Hace ya… Vaya, varios años, cómo pasa el tiempo. En fin, escribí sobre el inicio, de cómo cualquier secuencia de un relato limita y acota lo que se puede escribir. Este reducir por la existencia es obviamente una mentira, pues los objetos indefinidos no tienen materia, no pueden definirse por comodidad sin tener forma. No creo que el vértigo de la creación afecte a nadie personalmente, hay que reflexionar mucho para entender como funcionan los abismos de la palabra y a nadie le importa tanto algo así. De ahí que supongo que ustedes escriben: me cuesta trabajo entender cómo a una persona paciente, lectora sin más ambición, casi en la entera pasividad, se dedicaría a perder el tiempo en lo que es, efectivamente, pensar detalles… Devolverle valor a los detalles. No sé si explico, compongo mis textos de una manera elaborada pues son procedurales, suponen la voluntad del lector. Y pienso que querer leer mejor, que es algo que subordonamos al artista, es una meta acaso más noble que fabricar objetos ideales. Hay un mínimo de realidad en lo que compartimos en este intercambio raro.

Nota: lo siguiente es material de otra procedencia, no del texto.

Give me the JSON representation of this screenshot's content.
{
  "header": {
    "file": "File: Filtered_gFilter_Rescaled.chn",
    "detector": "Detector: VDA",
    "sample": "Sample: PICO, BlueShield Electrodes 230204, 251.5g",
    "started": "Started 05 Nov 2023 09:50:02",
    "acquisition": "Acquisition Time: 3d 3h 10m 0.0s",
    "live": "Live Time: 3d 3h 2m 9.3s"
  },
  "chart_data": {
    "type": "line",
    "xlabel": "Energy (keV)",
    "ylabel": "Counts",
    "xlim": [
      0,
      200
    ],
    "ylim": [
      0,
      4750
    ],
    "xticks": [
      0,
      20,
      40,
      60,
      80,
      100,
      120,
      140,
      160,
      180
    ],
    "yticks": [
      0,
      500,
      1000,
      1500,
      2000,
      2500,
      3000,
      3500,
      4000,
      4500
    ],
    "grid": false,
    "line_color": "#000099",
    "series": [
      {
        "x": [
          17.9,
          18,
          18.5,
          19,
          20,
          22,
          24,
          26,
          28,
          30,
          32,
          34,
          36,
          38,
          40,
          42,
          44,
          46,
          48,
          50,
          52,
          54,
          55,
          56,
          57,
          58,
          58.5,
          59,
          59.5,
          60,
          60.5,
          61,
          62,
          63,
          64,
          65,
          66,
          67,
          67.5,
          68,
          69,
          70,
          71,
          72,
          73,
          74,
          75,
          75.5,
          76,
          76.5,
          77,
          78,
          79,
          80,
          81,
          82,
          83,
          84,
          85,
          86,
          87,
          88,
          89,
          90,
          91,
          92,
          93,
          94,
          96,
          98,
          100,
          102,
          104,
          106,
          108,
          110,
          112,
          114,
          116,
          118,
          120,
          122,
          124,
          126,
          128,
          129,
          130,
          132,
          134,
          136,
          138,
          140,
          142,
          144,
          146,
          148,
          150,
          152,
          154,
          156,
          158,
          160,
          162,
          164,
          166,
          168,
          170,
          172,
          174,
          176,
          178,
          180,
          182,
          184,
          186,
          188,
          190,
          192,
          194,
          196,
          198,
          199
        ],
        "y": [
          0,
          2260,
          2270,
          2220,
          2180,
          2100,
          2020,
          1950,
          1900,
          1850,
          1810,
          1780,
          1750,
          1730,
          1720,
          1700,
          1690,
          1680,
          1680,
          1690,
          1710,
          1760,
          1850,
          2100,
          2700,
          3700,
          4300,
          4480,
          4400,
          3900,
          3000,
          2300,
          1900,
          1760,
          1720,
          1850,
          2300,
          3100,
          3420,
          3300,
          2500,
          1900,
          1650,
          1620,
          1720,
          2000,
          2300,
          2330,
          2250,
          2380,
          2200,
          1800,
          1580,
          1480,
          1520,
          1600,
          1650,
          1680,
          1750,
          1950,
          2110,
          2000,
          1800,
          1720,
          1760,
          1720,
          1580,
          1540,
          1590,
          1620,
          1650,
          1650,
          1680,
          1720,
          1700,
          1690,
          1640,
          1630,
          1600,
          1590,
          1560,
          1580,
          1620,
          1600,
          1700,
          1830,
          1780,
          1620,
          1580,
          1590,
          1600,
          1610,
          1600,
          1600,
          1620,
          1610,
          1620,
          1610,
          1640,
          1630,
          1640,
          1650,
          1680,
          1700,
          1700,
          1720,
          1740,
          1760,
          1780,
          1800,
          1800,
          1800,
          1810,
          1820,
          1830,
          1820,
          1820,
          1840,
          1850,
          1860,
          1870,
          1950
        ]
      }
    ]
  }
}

Quedarse en la contemplación no sería racional, hemos criticado la convención en el pasado y nuestros pudores adhieren a la superstición de que nuestras ideas nos exponen. Llevo años redactando textos para la lectura pública, tratando mis ideas sin reverencia, sin temerles demasiado. Notarán sin embargo que muy raras veces hablo de verdaderos proyectos que piense que deben realizarse. Podría abordarlos como sugerencias o como juegos estéticos (así lo he hecho cuando pasa), no pierdo nada impartiendo ideas que no pienso realizar, gritarlas a los cuatro vientos, concatenarlas en una genealogía de mis pensamientos que estaría más cercana a la realidad. Y aunque me acerco a mi proyecto de sincerarme en estos textos y usarlos como un espacio de creación y libertad, ¿saben qué? No lo hago para mí. Cada silencio que me impongo es con la convicción de que lo que callo podrá decirse mejor en otra ocasión. Soy duro con la gente que escribe solo por ser publicada, me gustan los libros como a todo el mundo, pero no creo en eso. No creo que todo se pueda escribir de cualquier forma, creo en el estilo, esa superstición antigua de un mundo eterno, de lenta cadencia.

No amasen ideas, no atesoren ideas, no esperen publicación. Sean impertinentes. Quisiera que la libertad mía se volviera la de ustede. No me perciban como el esclavo de un proyecto. Si logran por lo menos eso, creo que es sencillo proyectar la misma infamia en ustedes, pues yo no tengo nada que a ustedes les falte.